64. My conclusion expressed in the previous paragraph depends upon the fact, as I consider and find it to have been, that the invoices were invoices from Energy Plus, not from the body corporate, notwithstanding that the body corporate's name appeared on them as well as Energy Plus's name. The invoices included a direction to make payment to Energy Plus. The written agreement between the body corporate and Energy Plus provided for Energy Plus to prepare and deliver the invoices, demonstrating, in my opinion, an intention that they should be Energy Plus's invoices.
65. The answer to the questions of whether the Tribunal would have had jurisdiction to determine any dispute between the tenants and the body corporate, and has jurisdiction to determine a dispute between the tenants and others in such a way as to bind the body corporate once it had been joined as a party to a proceeding between the tenants and others, is much less clear. Behind those questions is a larger issue of whether a body corporate ever supplies, in trade or commerce, services (as defined in FTA) to any unit owner, let alone to any tenant of a unit owner. To my knowledge that larger issue has not been decided by the Tribunal or by a court. This proceeding is not an appropriate one in which to decide it. For the dispute in this proceeding is principally between the tenants and Energy Plus and then, at one step removed, between the tenants and the landlords. Moreover the larger issue has not been argued before me, by parties with competing submissions or at all. I may and shall determine the dispute irrespective of whether there is jurisdiction to determine any dispute between the tenants and the body corporate.

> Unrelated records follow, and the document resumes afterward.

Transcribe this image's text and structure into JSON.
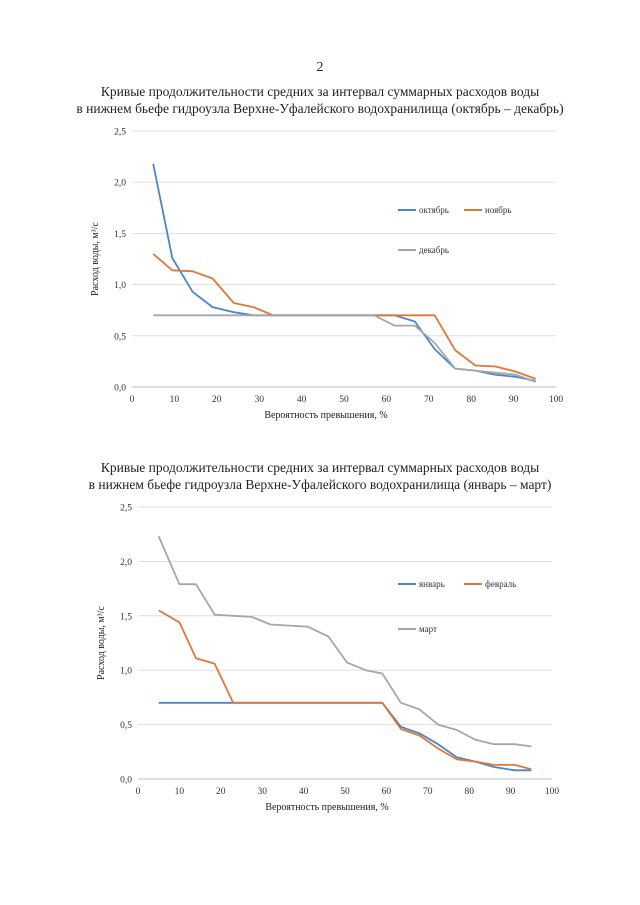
{
  "page": {
    "number": "2"
  },
  "chart_data": [
    {
      "type": "line",
      "title": [
        "Кривые продолжительности средних за интервал суммарных расходов воды",
        "в нижнем бьефе гидроузла Верхне-Уфалейского водохранилища (октябрь – декабрь)"
      ],
      "xlabel": "Вероятность превышения, %",
      "ylabel": "Расход воды, м³/с",
      "xlim": [
        0,
        100
      ],
      "ylim": [
        0,
        2.5
      ],
      "xticks": [
        "0",
        "10",
        "20",
        "30",
        "40",
        "50",
        "60",
        "70",
        "80",
        "90",
        "100"
      ],
      "yticks": [
        "0,0",
        "0,5",
        "1,0",
        "1,5",
        "2,0",
        "2,5"
      ],
      "grid": true,
      "legend": "right",
      "series": [
        {
          "name": "октябрь",
          "color": "#4a86c8",
          "x": [
            5,
            9.5,
            14.3,
            19,
            24,
            28.6,
            33.3,
            38,
            42.9,
            47.6,
            52.4,
            57.1,
            61.9,
            66.7,
            71.4,
            76.2,
            81,
            85.7,
            90.5,
            95.2
          ],
          "y": [
            2.18,
            1.26,
            0.93,
            0.78,
            0.73,
            0.7,
            0.7,
            0.7,
            0.7,
            0.7,
            0.7,
            0.7,
            0.7,
            0.64,
            0.37,
            0.18,
            0.16,
            0.12,
            0.1,
            0.06
          ]
        },
        {
          "name": "ноябрь",
          "color": "#e0773a",
          "x": [
            5,
            9.5,
            14.3,
            19,
            24,
            28.6,
            33.3,
            38,
            42.9,
            47.6,
            52.4,
            57.1,
            61.9,
            66.7,
            71.4,
            76.2,
            81,
            85.7,
            90.5,
            95.2
          ],
          "y": [
            1.3,
            1.14,
            1.13,
            1.06,
            0.82,
            0.78,
            0.7,
            0.7,
            0.7,
            0.7,
            0.7,
            0.7,
            0.7,
            0.7,
            0.7,
            0.36,
            0.21,
            0.2,
            0.15,
            0.08
          ]
        },
        {
          "name": "декабрь",
          "color": "#a6a6a6",
          "x": [
            5,
            9.5,
            14.3,
            19,
            24,
            28.6,
            33.3,
            38,
            42.9,
            47.6,
            52.4,
            57.1,
            61.9,
            66.7,
            71.4,
            76.2,
            81,
            85.7,
            90.5,
            95.2
          ],
          "y": [
            0.7,
            0.7,
            0.7,
            0.7,
            0.7,
            0.7,
            0.7,
            0.7,
            0.7,
            0.7,
            0.7,
            0.7,
            0.6,
            0.6,
            0.43,
            0.18,
            0.16,
            0.14,
            0.12,
            0.05
          ]
        }
      ]
    },
    {
      "type": "line",
      "title": [
        "Кривые продолжительности средних за интервал суммарных расходов воды",
        "в нижнем бьефе гидроузла Верхне-Уфалейского водохранилища (январь – март)"
      ],
      "xlabel": "Вероятность превышения, %",
      "ylabel": "Расход воды, м³/с",
      "xlim": [
        0,
        100
      ],
      "ylim": [
        0,
        2.5
      ],
      "xticks": [
        "0",
        "10",
        "20",
        "30",
        "40",
        "50",
        "60",
        "70",
        "80",
        "90",
        "100"
      ],
      "yticks": [
        "0,0",
        "0,5",
        "1,0",
        "1,5",
        "2,0",
        "2,5"
      ],
      "grid": true,
      "legend": "right",
      "series": [
        {
          "name": "январь",
          "color": "#4a86c8",
          "x": [
            5,
            10,
            14,
            18.5,
            23,
            27.5,
            32,
            36.5,
            41,
            46,
            50.5,
            55,
            59,
            63.5,
            68,
            72.5,
            77,
            81.5,
            86,
            91,
            95
          ],
          "y": [
            0.7,
            0.7,
            0.7,
            0.7,
            0.7,
            0.7,
            0.7,
            0.7,
            0.7,
            0.7,
            0.7,
            0.7,
            0.7,
            0.48,
            0.42,
            0.32,
            0.2,
            0.16,
            0.11,
            0.08,
            0.08
          ]
        },
        {
          "name": "февраль",
          "color": "#e0773a",
          "x": [
            5,
            10,
            14,
            18.5,
            23,
            27.5,
            32,
            36.5,
            41,
            46,
            50.5,
            55,
            59,
            63.5,
            68,
            72.5,
            77,
            81.5,
            86,
            91,
            95
          ],
          "y": [
            1.55,
            1.44,
            1.11,
            1.06,
            0.7,
            0.7,
            0.7,
            0.7,
            0.7,
            0.7,
            0.7,
            0.7,
            0.7,
            0.46,
            0.4,
            0.28,
            0.18,
            0.16,
            0.13,
            0.13,
            0.09
          ]
        },
        {
          "name": "март",
          "color": "#a6a6a6",
          "x": [
            5,
            10,
            14,
            18.5,
            23,
            27.5,
            32,
            36.5,
            41,
            46,
            50.5,
            55,
            59,
            63.5,
            68,
            72.5,
            77,
            81.5,
            86,
            91,
            95
          ],
          "y": [
            2.23,
            1.79,
            1.79,
            1.51,
            1.5,
            1.49,
            1.42,
            1.41,
            1.4,
            1.31,
            1.07,
            1.0,
            0.97,
            0.7,
            0.64,
            0.5,
            0.45,
            0.36,
            0.32,
            0.32,
            0.3
          ]
        }
      ]
    }
  ]
}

66. If, contrary to my finding, the invoices were indeed invoices from the body corporate to the tenants, there would be no difficulty; the "service charge" in each invoice would have been a claim made against the tenants by the body corporate, and there would have been the implicit assertion that the body corporate had supplied services to the tenants that justified the imposition of the charges. But, in the light of my contrary finding, that solution to the jurisdictional question is not available.
67. No party has argued that the Tribunal does not have jurisdiction vis-à-vis the tenants and the body corporate. Arguably the body corporate, in the circumstances of this case, did provide a facility to the tenants in trade or commerce in that it made available to them the services of a contractor, Energy Plus, for meter reading. For those reasons I propose to assume that the Tribunal has jurisdiction vis-à-vis the tenants and the body corporate under FTA without deciding whether it does have jurisdiction.